Practical Activity for 14-16 PRACTICAL PHYISCS

Class practical

A simple model of a camera, demonstrating image formation, focus and the effect of aperture on depth of field.

Apparatus and Materials

For each student or group of students

  • Lamp, stand, housing (one left- and one right-handed), 2
  • Multiple slit
  • Holder for slits
  • Barriers, 2
  • Plano-cylindrical lens, approximately + 7 D
  • Power supply for lamp
  • A4 paper, plain white, one sheet

Health & Safety and Technical Notes

Warn students that their lamps may become hot if they are left on for a series of experiments of this type.
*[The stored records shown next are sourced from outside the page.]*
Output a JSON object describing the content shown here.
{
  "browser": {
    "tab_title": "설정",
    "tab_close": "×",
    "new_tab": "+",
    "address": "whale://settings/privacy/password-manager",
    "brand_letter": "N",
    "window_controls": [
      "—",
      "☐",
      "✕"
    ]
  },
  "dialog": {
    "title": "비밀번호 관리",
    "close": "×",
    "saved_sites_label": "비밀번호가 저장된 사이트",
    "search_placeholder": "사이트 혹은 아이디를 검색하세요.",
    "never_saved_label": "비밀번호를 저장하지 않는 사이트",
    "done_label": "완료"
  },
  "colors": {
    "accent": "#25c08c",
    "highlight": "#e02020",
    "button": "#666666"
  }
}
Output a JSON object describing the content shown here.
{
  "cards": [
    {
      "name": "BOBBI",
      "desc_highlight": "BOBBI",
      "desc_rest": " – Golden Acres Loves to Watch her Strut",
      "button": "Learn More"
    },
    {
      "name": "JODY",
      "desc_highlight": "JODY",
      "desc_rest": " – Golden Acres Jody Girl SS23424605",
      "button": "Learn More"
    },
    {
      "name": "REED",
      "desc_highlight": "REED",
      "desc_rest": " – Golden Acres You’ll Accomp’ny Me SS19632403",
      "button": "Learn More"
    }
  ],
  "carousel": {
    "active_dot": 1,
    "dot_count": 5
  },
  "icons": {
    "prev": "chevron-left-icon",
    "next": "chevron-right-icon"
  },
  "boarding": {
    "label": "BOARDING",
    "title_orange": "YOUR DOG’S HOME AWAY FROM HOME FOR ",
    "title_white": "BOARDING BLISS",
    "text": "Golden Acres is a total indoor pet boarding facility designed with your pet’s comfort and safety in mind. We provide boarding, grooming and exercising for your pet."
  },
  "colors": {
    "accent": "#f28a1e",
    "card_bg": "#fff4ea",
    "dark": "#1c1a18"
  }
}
Read our standard health & safety guidance

Procedure

  1. Show students how to stand the cylindrical lens on its base, with the multiple slit about 10 cm in front of it. You might then give them these instructions:
  2. Put the sheet of paper at one end of your table. Your model camera will be there. Place your lamp about 1 metre from the paper. Raise or lower it until light from it shines right across the paper. Place your lens, upright, about 10 centimetres from the end of the paper nearest the lamp. Mount the multiple slit at the end of the paper so that rays of light come shining through it to the lens. Can you see the image of the lamp where all the rays meet? Draw an outline of a camera box on the paper with a front opening where the lens is, and a place for the film at the back where the image is, as in the lower diagram above.
  3. Place a second lamp beside the first, with its beam also shining through the multiple slit. You can see how two object-points make two image-points where the film should be. You might imagine these are the head and toes of a person being photographed.
  4. Now move one of the two lamps nearer the camera. See how you get a patch on the film instead of a point. A patch like that for each point of the original object would make an 'out-of-focus' picture. Keep the two lamps where they are, at unequal distances. Make the front opening of your lens narrower by pushing in some small barriers to stop the outer rays from getting through. See what that does to the out of focus patch on the film.

Teaching Notes

  • The lamp needs to be carefully positioned to enable the beam to show up across 1 m of the bench top.
  • When the second lamp is moved towards the lens, the focus of its beam of rays will be further from the lens, and thus form a patch where students have drawn the film.
  • Forming a smaller aperture with the barriers will increase the camera's depth of field, so that the out of focus effect will be reduced.